Unfortunately, since I am always busy, this family moment never takes place. Instead, I usually end up buying chocolate eggs. As you can imagine, the kids don’t really mind this. However, I really want to start a tradition for my family which my children can remember fondly and then pass onto their own children.
Well, since this Easter the situation is slightly different (isn’t this the understatement of the year), I am determined to do this! I have decided to go with all-natural Easter egg dyes because I don’t want any artificial colours or chemicals. Additionally, I am really enjoying the dull shades of the final result. It makes the eggs look different and quite stylish. Obviously, having stylish Easter eggs is not really a priority, but I am not a fan of bright colours.
Here we go.
Preparation and painting
You could use either brown or white eggs depending on how dark you would like the final result to be. Most importantly, however, you shouldn’t use eggs that are too fresh. They should be at least three days old so they can peel easily. Make sure none of the eggs are cracked, then hard-boil and refrigerate after they cool down.
Instructions for the dye
- Combine 1 litre of water and 3 spoons of white vinegar in a pot and bring it to boil.
- Add the ingredients for your colour of choice, lower the heat, and simmer for a minimum of 30 minutes. For a more intense colour, simmer for longer.
- Once you have obtained the desired colour, strain the dye and pour it over the eggs making sure they are covered. Soak the eggs for at least an hour, but I suggest to leave them overnight.
- Take the eggs out with tongs and dry them with paper towels to get that matt look.
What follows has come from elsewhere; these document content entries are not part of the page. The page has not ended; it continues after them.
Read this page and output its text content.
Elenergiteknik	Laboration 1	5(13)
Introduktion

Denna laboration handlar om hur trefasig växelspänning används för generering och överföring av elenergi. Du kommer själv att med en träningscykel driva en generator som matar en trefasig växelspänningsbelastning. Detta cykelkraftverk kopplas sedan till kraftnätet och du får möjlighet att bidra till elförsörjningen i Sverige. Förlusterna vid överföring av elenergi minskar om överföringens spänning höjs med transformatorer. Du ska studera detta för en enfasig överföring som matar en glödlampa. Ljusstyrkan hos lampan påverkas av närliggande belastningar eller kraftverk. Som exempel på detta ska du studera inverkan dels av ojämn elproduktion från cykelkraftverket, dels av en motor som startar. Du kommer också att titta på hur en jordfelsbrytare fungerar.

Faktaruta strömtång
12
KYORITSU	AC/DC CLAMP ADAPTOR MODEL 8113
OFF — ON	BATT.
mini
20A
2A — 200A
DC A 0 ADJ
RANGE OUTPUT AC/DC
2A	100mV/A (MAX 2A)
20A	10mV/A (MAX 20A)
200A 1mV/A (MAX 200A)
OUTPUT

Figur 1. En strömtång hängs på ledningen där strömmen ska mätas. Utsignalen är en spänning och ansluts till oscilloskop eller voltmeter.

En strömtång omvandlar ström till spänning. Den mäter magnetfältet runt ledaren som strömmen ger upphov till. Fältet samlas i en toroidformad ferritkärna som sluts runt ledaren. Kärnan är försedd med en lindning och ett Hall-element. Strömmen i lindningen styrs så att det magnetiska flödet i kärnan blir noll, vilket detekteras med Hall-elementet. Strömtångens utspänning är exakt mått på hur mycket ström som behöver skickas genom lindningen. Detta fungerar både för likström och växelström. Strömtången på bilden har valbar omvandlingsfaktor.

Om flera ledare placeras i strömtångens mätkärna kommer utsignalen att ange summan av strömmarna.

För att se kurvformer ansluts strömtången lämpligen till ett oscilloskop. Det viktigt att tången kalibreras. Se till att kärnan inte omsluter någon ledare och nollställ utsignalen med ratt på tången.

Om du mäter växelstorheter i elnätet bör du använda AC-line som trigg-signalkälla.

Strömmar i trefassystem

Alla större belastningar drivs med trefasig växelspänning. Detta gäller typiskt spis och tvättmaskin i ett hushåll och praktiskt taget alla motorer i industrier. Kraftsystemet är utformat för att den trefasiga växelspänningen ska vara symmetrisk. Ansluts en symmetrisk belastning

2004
The ingredients for natural colours
You can obtain each individual colour with the ingredients below. Use at least 2 to 3 cups for each ingredient and at least 3 to 4 spoons for herbs. You can increase the amounts if you would like your eggs to be darker and more vibrant.
Blue Easter eggs
Canned blueberries or red cabbage leaves.
Brown or beige Easter eggs
Strong instant coffee or black tea.
Orange-brown Easter eggs
Gold Easter eggs
Green Easter eggs
Spinach leaves (boiled), liquid chlorophyll, or simply mix some yellow and blue dye.
Lavender Easter eggs
A small amount of grape juice, violet flowers plus 2 tablespoons of lemon juice.
Orange Easter eggs
Yellow onion skins, carrots, or red pepper.
Pink Easter eggs
Beets, cranberries, frozen raspberries, red grape juice, or pickled beet juice.
Red Easter eggs
Pomegranate juice, canned cherries with juice, raspberries, or cranberries. 3 canned beets in cranberry juice will do a fantastic job!
Violet Easter eggs
Violet flowers, hibiscus tea, red wine, or red onion peels (cooked).
Yellow Easter eggs
Lemon and orange peel (boiled), carrot leaves (boiled), chamomile tea, celery seeds (boiled), green tea, ground turmeric (boiled), or saffron.
If you are planning on gifting any of the eggs, you can add a lovely personal touch. Before soaking the eggs in the dye, write a name, a letter, or draw a symbol on the shell with a crayon. The spot covered in crayon will resist the dye and the result will be a beautiful decoration.